Тем же вечером в гостиной Златовратских Опалинский, изящно и необыкновенно ловко вертя в пальцах бокал, спрашивал угрюмого Коронина:
– …Да пусть это сто раз благородно и неизбежно. Пусть есть какие-то профессиональные революционеры, которые ничему, кроме как бомбы и прокламации кидать, не обучены. Более того: всегда имеется в обществе накипь, истерики, люди с самомнением излишним, неудачники, не нашедшие себя. Они к любому протесту примкнуть готовы, лишь бы себя показать, крикнуть погромче, хоть и на эшафоте. Но ведь у вас своя жизненная стезя уже определилась. Вы ученым уж стали, в журналах по своей специальности печатались. Что ж вас-то туда потянуло – этого я понять не могу…
– Машенька Гордеева сегодня мне вашими словами говорила, – недобро ухмыльнулась Опалинскому Надя, сидящая на небольшой скамеечке у ног Коронина. – Ипполит Михайлович, ответьте ж ему…
Ссыльный учитель улыбнулся неровной улыбкой.
– Я с вами в политический спор вдаваться не буду, мы только пообщипаем друг друга да раздражимся, но ни к чему не придем, – неожиданно мягко сказал он, ласково взглянув на сидящую у его ног девушку. – Слишком разные у нас с вами начальные позиции. Я вам по-другому попробую сказать…

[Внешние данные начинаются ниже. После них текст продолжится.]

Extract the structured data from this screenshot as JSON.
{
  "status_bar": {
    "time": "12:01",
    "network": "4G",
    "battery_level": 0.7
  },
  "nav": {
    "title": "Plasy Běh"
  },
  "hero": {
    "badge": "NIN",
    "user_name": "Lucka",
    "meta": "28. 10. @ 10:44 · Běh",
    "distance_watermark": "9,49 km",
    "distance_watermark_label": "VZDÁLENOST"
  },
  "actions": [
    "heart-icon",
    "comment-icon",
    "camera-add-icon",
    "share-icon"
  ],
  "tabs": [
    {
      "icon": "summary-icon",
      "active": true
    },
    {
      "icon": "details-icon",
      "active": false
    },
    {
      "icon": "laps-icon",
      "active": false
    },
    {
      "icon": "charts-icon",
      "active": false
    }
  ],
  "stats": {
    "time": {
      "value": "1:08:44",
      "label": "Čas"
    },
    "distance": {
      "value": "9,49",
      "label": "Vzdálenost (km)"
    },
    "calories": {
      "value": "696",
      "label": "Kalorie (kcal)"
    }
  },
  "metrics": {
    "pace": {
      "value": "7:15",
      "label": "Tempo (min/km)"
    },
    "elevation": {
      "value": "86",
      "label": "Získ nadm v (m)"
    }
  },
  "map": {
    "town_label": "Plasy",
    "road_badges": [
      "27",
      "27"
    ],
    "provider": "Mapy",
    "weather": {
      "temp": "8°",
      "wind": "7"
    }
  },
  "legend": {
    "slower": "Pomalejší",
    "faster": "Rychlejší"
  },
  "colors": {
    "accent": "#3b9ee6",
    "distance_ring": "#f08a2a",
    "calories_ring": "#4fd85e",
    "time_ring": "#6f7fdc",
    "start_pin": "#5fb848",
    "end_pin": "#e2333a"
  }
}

Есть жизненный этап, возможно определенный мужчине самой его биологической природой. В нашей культуре почти все образованное сословие через это проходит. А может, и в иных тоже, если по эпосам судить, но я с этой стороной плохо знаком. Я ведь, простите, больше по естественно-научной части… И все ж не минуло и меня… Чем бы ты ни был занят и какое бы благополучие тебя ни окружало, наступает час, когда нестерпимо хочется бросить все, пойти и подвиг совершить, мучаешься тем, что нет в тебе живого огня. После вспоминаешь, и многое кажется чужим и странным, словно и не ты жил. И горько смеешься над самим собою, но этот порыв, идущий из глубины естества, становящийся мучительно невыносимым… Его преодолеть невозможно, кроме как одним: пойти и сделать… Да мы с вами одного круга, одного образования, – (Серж поежился), – разве с вами того же не было? – Учитель доверчиво взглянул в переменчивые глаза «инженера».
Коронин был плохо выбрит и нелепо одет. Опалинский свеж, подтянут и румян. Минуя все рациональное, всем присутствующим в комнате вдруг стало ясно, что их «начальные позиции» и в самом деле различны. Надя осторожно погладила длинными пальцами шершавую руку Ипполита Михайловича.
«Пойти и сделать… – мысленно повторил Серж. – Да, конечно. Вот я пошел и деньги украл. Потом сбежал в Сибирь и нынче живу здесь под чужим именем…»
После такого оборота обсуждать уж ничего не хотелось, и разговор угас сам собой.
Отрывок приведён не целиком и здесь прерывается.